Empirically observed punctuated, multilevel and multiclonal cancer macroevolution, and the concomitant, rapid co-development of the host immune system and tumor microenvironment, can occur with the efficiency, speed and lethality of cancer that is enabled by evolved, active natural genetic engineering (NGE) mechanisms. NGE affects both vertical cancer-cell genomic inheritance and evolution towards therapy resistance and metastasis, as well as viral or cancer-cell exosome vector-driven horizontal gene transfers that contributes to cancer cell cooperation, or to transforming previously non-cancerous somatic cells into destabilized cancer cells during metastasis.

In addition, externally driven, irreversible and transferable (EDIT) adaptations are exemplified by mitotically heritable, non-templated cancer cell epigenetics, and by mitotically heritable cancer-cell surface protein and lipid glycosylation, as important examples of fast time-scale molecular evolution mechanisms in which genes are followers, similar to evo-devo processes in organismal evolution.

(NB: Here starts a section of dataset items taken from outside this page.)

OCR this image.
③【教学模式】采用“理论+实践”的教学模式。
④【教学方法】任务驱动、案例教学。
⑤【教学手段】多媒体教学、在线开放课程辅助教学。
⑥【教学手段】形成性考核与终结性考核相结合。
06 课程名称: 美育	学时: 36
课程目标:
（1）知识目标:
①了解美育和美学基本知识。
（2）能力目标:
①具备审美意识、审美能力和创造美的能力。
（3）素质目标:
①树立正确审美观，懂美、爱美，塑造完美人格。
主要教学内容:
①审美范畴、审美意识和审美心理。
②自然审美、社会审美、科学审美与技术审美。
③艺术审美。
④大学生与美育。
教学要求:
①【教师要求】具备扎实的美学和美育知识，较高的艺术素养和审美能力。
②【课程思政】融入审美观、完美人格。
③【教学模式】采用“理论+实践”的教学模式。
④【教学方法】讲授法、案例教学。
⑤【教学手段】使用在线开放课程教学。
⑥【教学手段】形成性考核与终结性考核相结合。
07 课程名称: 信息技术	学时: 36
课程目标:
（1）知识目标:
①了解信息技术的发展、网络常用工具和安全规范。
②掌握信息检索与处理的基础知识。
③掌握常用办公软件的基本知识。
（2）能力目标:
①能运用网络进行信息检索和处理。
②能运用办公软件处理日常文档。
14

早期生命和当代病毒的进化在很大程度上是由随机基因突变驱动的，而现代单细胞和生物体进化主要利用进化的、有效的和活跃的细胞生物学过程在选择之前进行适应性变化。随机突变通常受到细胞稳态的缓冲，或者它们具有负面作用，例如导致死亡或单基因疾病，或触发实时癌症进化。因此，现代综合理论不再充分描述从进化的 DNA 记录中推导出的有效的、经常断断续续的、有时是定向适应性的自然基因工程(NGE) 过程。

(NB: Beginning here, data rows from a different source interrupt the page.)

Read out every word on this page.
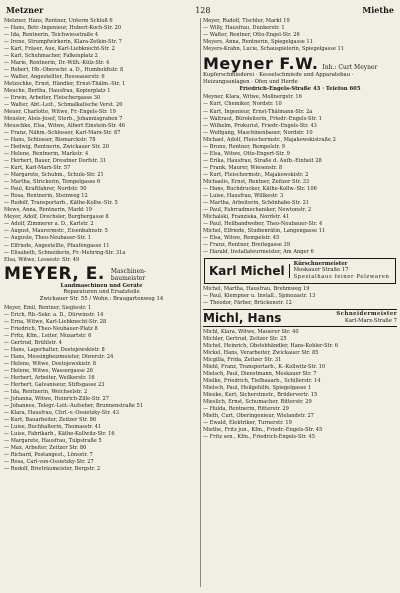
Metzner	128	Miethe
Metzner, Hans, Rentner, Unterm Schloß 6
— Hans, Betr.-Ingenieur, Hubert-Koch-Str. 20
— Ida, Rentnerin, Teichwiesstraße 4
— Irene, Strumpfwirkerin, Klara-Zetkin-Str. 7
— Karl, Fräser, Aue, Karl-Liebknecht-Str. 2
— Karl, Schuhmacher, Falkenplatz 2
— Marie, Rentnerin, Dr.-Wilh.-Külz-Str. 4
— Robert, Hb.-Oberschr. a. D., Humboldtstr. 8
— Walter, Angestellter, Rosseauerstr. 6
Metzschke, Ernst, Händler, Ernst-Thälm.-Str. 1
Meuche, Bertha, Hausfrau, Kopierplatz 1
— Erwin, Arbeiter, Fleischergasse 30
— Walter, Abt.-Leit., Schmalkalische Verst. 20
Meuer, Charlotte, Witwe, Fr.-Engels-Str. 19
Meusler, Alois-Josef, Sterb., Johannisgraben 7
Meuschke, Elsa, Witwe, Albert Einstein-Str. 46
— Franz, Nähm.-Schlosser, Karl-Marx-Str. 87
— Hans, Schlosser, Bismarckstr. 78
— Hedwig, Rentnerin, Zwickauer Str. 20
— Helene, Rentnerin, Markstr. 4
— Herbert, Bauer, Dresdner Dorfstr. 31
— Kurt, Karl-Marx-Str. 57
— Margarete, Schuhm., Schule-Str. 21
— Martha, Strickerin, Tempelgasse 6
— Paul, Kraftfahrer, Nordstr. 50
— Rosa, Rentnerin, Steinweg 12
— Rudolf, Transportarb., Käthe-Kollw.-Str. 5
Mews, Anna, Rentnerin, Markt 19
Meyer, Adolf, Drechsler, Burgbergasse 8
— Adolf, Zimmerer a. D., Karlstr. 2
— August, Maurermstr., Eisenbahnstr. 5
— Auguste, Theo-Neubauer-Str. 1
— Elfriede, Angestellte, Pfaufengasse 11
— Elisabeth, Schneiderin, Fr.-Mehring-Str. 31a
Elsa, Witwe, Lessestr. Str. 49
MEYER, E. Maschinen-
baumeister
Landmaschinen und Geräte
Reparaturen und Ersatzteile
Zwickauer Str. 55 / Wohn.: Braugartenweg 14
Meyer, Emil, Rentner, Siegtestr. 1
— Erich, Rb.-Sekr. a. D., Dürwinstr. 14
— Erna, Witwe, Karl-Liebknecht-Str. 28
— Friedrich, Theo-Neubauer-Platz 8
— Fritz, Kfm., Leiter, Mozartstr. 6
— Gertrud, Brühlstr. 4
— Hans, Lagerhalter, Dostojewskistr. 8
— Hans, Messingheizmeister, Dürerstr. 24
— Helene, Witwe, Dostojewskistr. 8
— Helene, Witwe, Wassergasse 26
— Herbert, Arbeiter, Weilkerstr. 16
— Herbert, Galvaniseur, Stiftsgasse 23
— Ida, Rentnerin, Weichselstr. 2
— Johanna, Witwe, Heinrich-Zille-Str. 27
— Johannes, Telegr.-Leit.-Aufseher, Brunnenstraße 51
— Klara, Hausfrau, Chrl.-v.-Ossietzky-Str. 43
— Kurt, Bauarbeiter, Zeitzer Str. 86
— Luise, Buchhalterin, Thomasstr. 41
— Luise, Fabrikarb., Käthe-Kollwitz-Str. 16
— Margarete, Hausfrau, Tulpstraße 5
— Max, Arbeiter, Zeitzer Str. 80
— Richard, Postangest., Lönsstr. 7
— Rosa, Carl-von-Ossietzky-Str. 27
— Rudolf, Brieträumeister, Bergstr. 2
Meyer, Rudolf, Tischler, Markt 19
— Willy, Hausfrau, Dunkerstr. 1
— Walter, Rentner, Otto-Engel-Str. 26
Meyers, Anna, Rentnerin, Spiegelgasse 11
Meyers-Krahn, Lucie, Schauspielerin, Spiegelgasse 11
Meyner F.W. Inh.: Curt Meyner
Kupferschmiederei · Kesselschmiede und Apparatebau · Heizungsanlagen · Ofen und Herde
Friedrich-Engels-Straße 43 · Telefon 605
Meyner, Klara, Witwe, Mollnergstr. 16
— Kurt, Chemiker, Nordstr. 10
— Kurt, Ingenieur, Ernst-Thälmann-Str. 2a
— Waltraut, Büroleiterin, Friedr.-Engels-Str. 1
— Wilhelm, Prokurist, Friedr.-Engels-Str. 43
— Wolfgang, Maschinenbauer, Nordstr. 10
Michael, Adolf, Fleischermstr., Majakowskistraße 2
— Bruno, Rentner, Rempelstr. 9
— Elsa, Witwe, Otto-Engert-Str. 9
— Erika, Hausfrau, Straße d. Aufb.-Einheit 28
— Frank, Maurer, Wiesenstr. 8
— Kurt, Fleischermstr., Majakowskistr. 2
Michaelis, Ernst, Rentner, Zeitzer Str. 33
— Hans, Buchdrucker, Käthe-Kollw.-Str. 106
— Luise, Hausfrau, Willkestr. 3
— Martha, Arbeiterin, Schönhabe-Str. 21
— Paul, Fahrradmechaniker, Newtonstr. 2
Michalski, Franziska, Nordstr. 41
— Paul, Heilbandweber, Theo-Neubauer-Str. 4
Michel, Elfriede, Studienrätin, Langengasse 11
— Elsa, Witwe, Rempelstr. 45
— Franz, Rentner, Breitegasse 39
— Harald, Installateurmeister, Am Anger 6
Karl Michel	Kürschnermeister
Moskauer Straße 17
Spezialhaus feiner Pelzwaren
Michel, Martha, Hausfrau, Brehmweg 19
— Paul, Klempner u. Install., Spinozastr. 13
— Theodor, Färber, Brückenstr. 12
Michl, Hans	Schneidermeister
Karl-Marx-Straße 7
Michl, Klara, Witwe, Mauerer Str. 40
Michler, Gertrud, Zeitzer Str. 25
Michel, Heinrich, Obstsbhändler, Hans-Kohler-Str. 6
Mickel, Hans, Verarbeiter, Zwickauer Str. 85
Micgilla, Frida, Zeitzer Str. 31
Miehl, Franz, Transportarb., K.-Kollwitz-Str. 10
Mielsch, Paul, Dienstmann, Moskauer Str. 7
Mielke, Friedrich, Tiefbauarb., Schillerstr. 14
Mielsch, Paul, Heilgehilfe, Spiegelgasse 1
Mieske, Kurt, Sicherstmstr., Brüdervertr. 15
Mieslich, Ernst, Schumacher, Ritterstr. 29
— Hulda, Rentnerin, Ritterstr. 29
Mieth, Curt, Oberingenieur, Wielandstr. 27
— Ewald, Elektriker, Turnerstr. 19
Miethe, Fritz jun., Kfm., Friedr.-Engels-Str. 45
— Fritz sen., Kfm., Friedrich-Engels-Str. 45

同样，癌症的体细胞突变理论(SMT) 描述了可以触发肿瘤发生的驱动突变，以及癌症遗传微进化时期特征的乘客突变。在癌前阶段，大多数体细胞突变在细胞中得到修复或缓冲，异常细胞被去除，或者有机体生物电组织信号或其他生理功能网络保持对流氓、突变细胞的控制。然而，SMT 不足以描述观察到的癌细胞基因、染色体、核型和表观基因组的间断宏观进化，也不足以描述表达的癌细胞转录组、蛋白质组和表观蛋白质组，其中包括非 DNA 模板的翻译后修饰、蛋白质-蛋白质相互作用和代谢物。此外，间断的癌细胞宏观进化通常以宏观效应告终，其中包括上皮间质转化 (EMT)、癌细胞多倍体，甚至是驱动癌症进展、治疗抵抗和转移的巨大多核癌细胞。所有这些癌细胞进化都在分子和细胞军备竞赛中与宿主免疫细胞和抗体以及宿主肿瘤微环境竞争。

经验观察到的间断、多水平和多克隆癌症宏观进化，以及宿主免疫系统和肿瘤微环境的伴随、快速共同发展，可以随着进化的、活跃的自然基因工程(NGE ) 实现的癌症的效率、速度和致死率而发生) 机制。NGE 影响垂直癌细胞基因组遗传和向治疗抵抗和转移的进化，以及病毒或癌细胞外泌体载体驱动的水平基因转移，有助于癌细胞合作，或将以前的非癌性体细胞转化为不稳定的体细胞转移过程中的癌细胞。

此外，外部驱动的、不可逆的和可转移的(EDIT) 适应性以有丝分裂可遗传的非模板癌细胞表观遗传学和有丝分裂可遗传的癌细胞表面蛋白和脂质糖基化为例，作为快速时间尺度分子进化机制的重要例子其中基因是跟随者，类似于生物进化中的 evo-devo 过程。